La menace de la dissolution
Kaïs Saïed est aussi maître de l’arme de la dissolution en cas de nouvel échec dans quarante jours. Ce qui est sans doute le bâton que craignent la plupart des élus tant ils doivent leur élection plus au scrutin à la proportionnelle qu’à leurs mérites propres. De plus, une remise en jeu face aux électeurs serait suicidaire compte tenu du spectacle affligeant qu’ils ont donné de leurs palabres au Parlement.

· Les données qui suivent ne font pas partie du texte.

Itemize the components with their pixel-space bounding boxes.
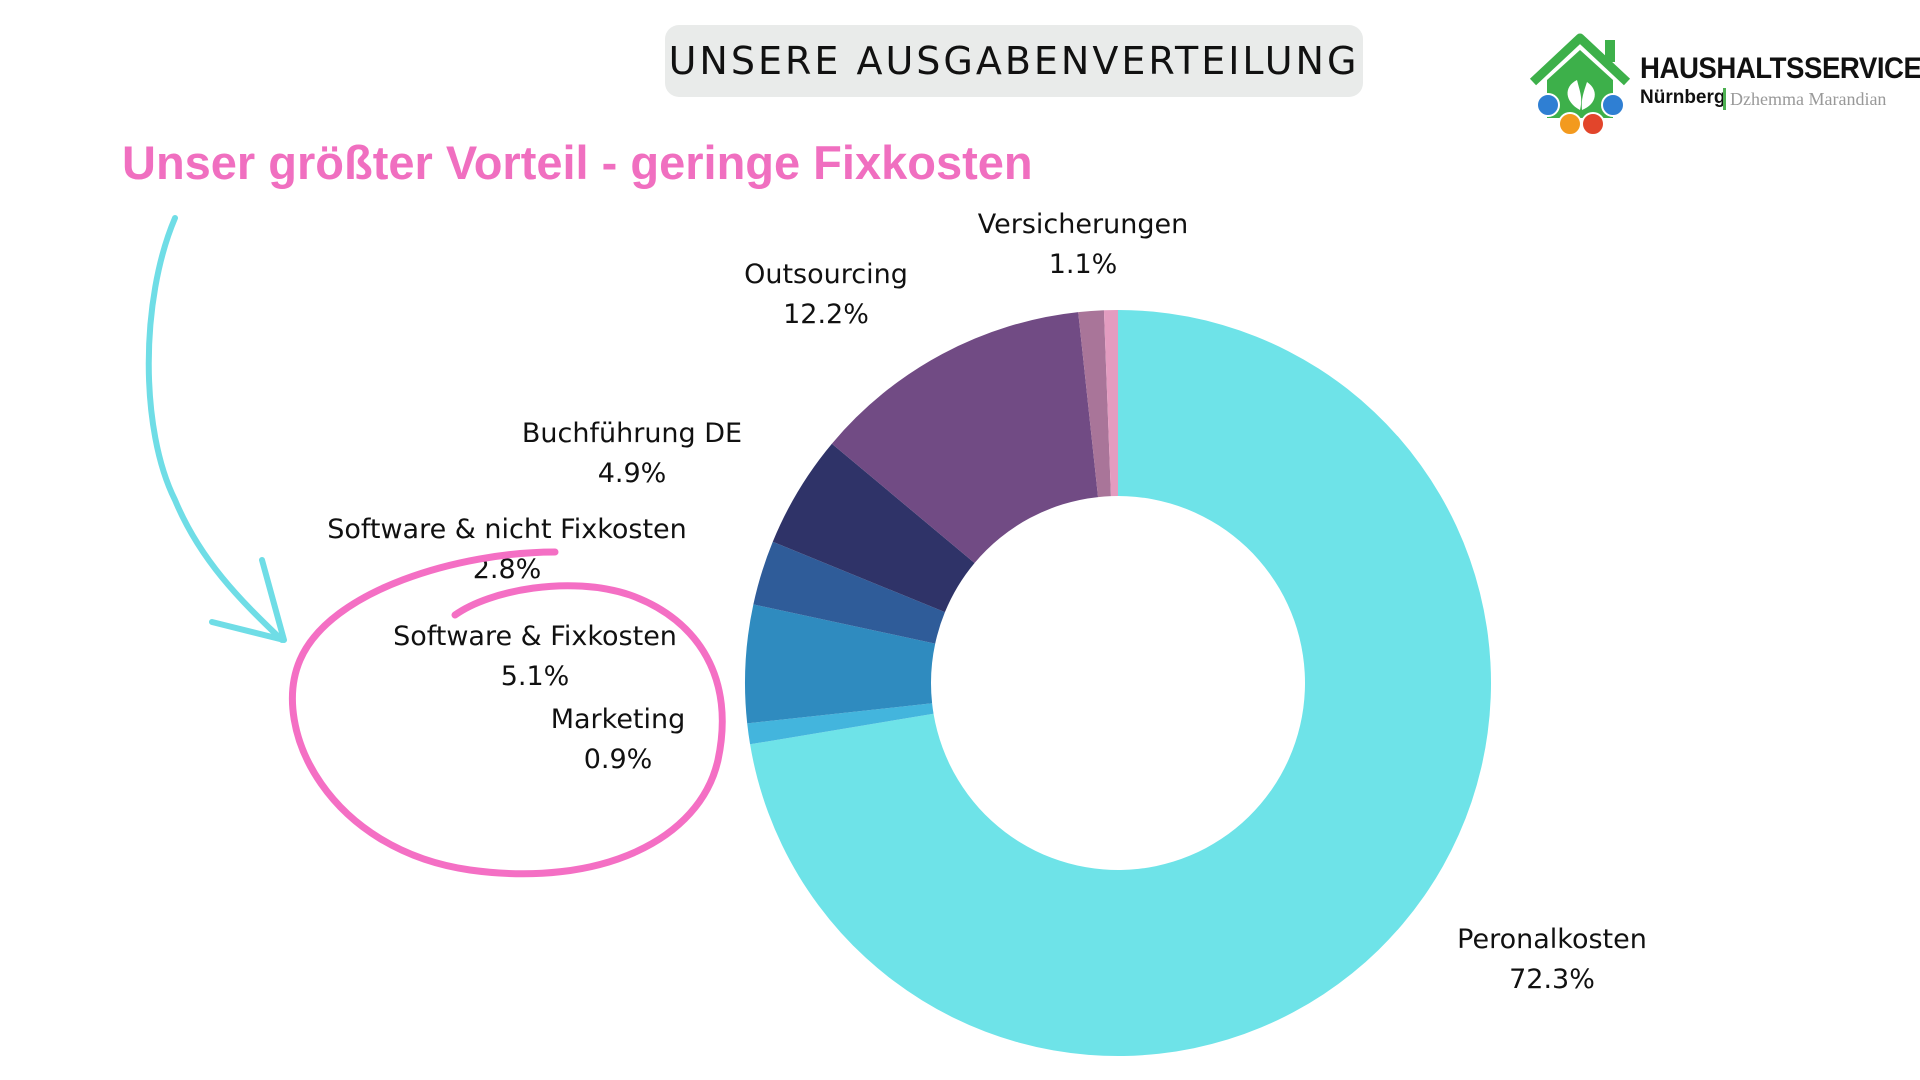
slice-label-value: 0.9%	[584, 744, 653, 775]
slice-outsourcing	[831, 312, 1099, 564]
page-title: UNSERE AUSGABENVERTEILUNG	[668, 39, 1360, 83]
slice-label-value: 1.1%	[1049, 249, 1118, 280]
annotation-arrow-icon	[145, 215, 285, 643]
slice-label-value: 4.9%	[598, 458, 667, 489]
annotation-arrow-head-icon	[209, 557, 287, 643]
slice-unlabeled	[1103, 310, 1118, 497]
slice-versicherungen	[1078, 310, 1111, 498]
page-subtitle: Unser größter Vorteil - geringe Fixkoste…	[122, 136, 1033, 189]
logo-company-name: HAUSHALTSSERVICE	[1640, 52, 1920, 85]
slice-label-name: Marketing	[551, 704, 686, 735]
slice-label-value: 72.3%	[1509, 964, 1595, 995]
house-logo-icon	[1529, 33, 1631, 136]
title-banner: UNSERE AUSGABENVERTEILUNG	[665, 25, 1363, 97]
slice-buchf-hrung-de	[772, 443, 975, 613]
slice-label-name: Versicherungen	[978, 209, 1188, 240]
slice-software-nicht-fixkosten	[753, 541, 945, 644]
slice-label-value: 5.1%	[501, 661, 570, 692]
slice-label-name: Software & Fixkosten	[393, 621, 677, 652]
slice-software-fixkosten	[744, 604, 936, 724]
slice-peronalkosten	[750, 310, 1491, 1056]
donut-slices	[744, 310, 1491, 1056]
logo-city: Nürnberg	[1640, 87, 1726, 108]
logo-owner: Dzhemma Marandian	[1730, 89, 1887, 109]
slice-label-name: Software & nicht Fixkosten	[327, 514, 687, 545]
logo-separator	[1723, 88, 1726, 110]
slice-marketing	[747, 703, 934, 745]
slice-label-value: 12.2%	[783, 299, 869, 330]
slice-label-name: Outsourcing	[744, 259, 908, 290]
annotation-circle-icon	[288, 548, 726, 878]
slice-label-name: Buchführung DE	[522, 418, 742, 449]
slice-labels: Peronalkosten 72.3% Marketing 0.9% Software …	[327, 209, 1647, 995]
slice-label-name: Peronalkosten	[1457, 924, 1647, 955]
company-logo: HAUSHALTSSERVICE Nürnberg Dzhemma Marand…	[1525, 32, 1920, 142]
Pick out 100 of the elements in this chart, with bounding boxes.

Un compromis l’emportera ? Possible ! Dans le cas contraire, les électeurs qui avaient plébiscité le candidat Saïed élu Président avec 72% des voix, pourraient plébisciter un nouveau parti qui se réclamerait de lui. La question d’un régime présidentiel se poserait à nouveau, comme elle est déja posée depuis le rêgne de Beji Caid Essebsi qui fut durant sa présidence entravé par les règles du jeu parlementaire qui progégeaient alirs le Premier ministre, Youssef Chahed.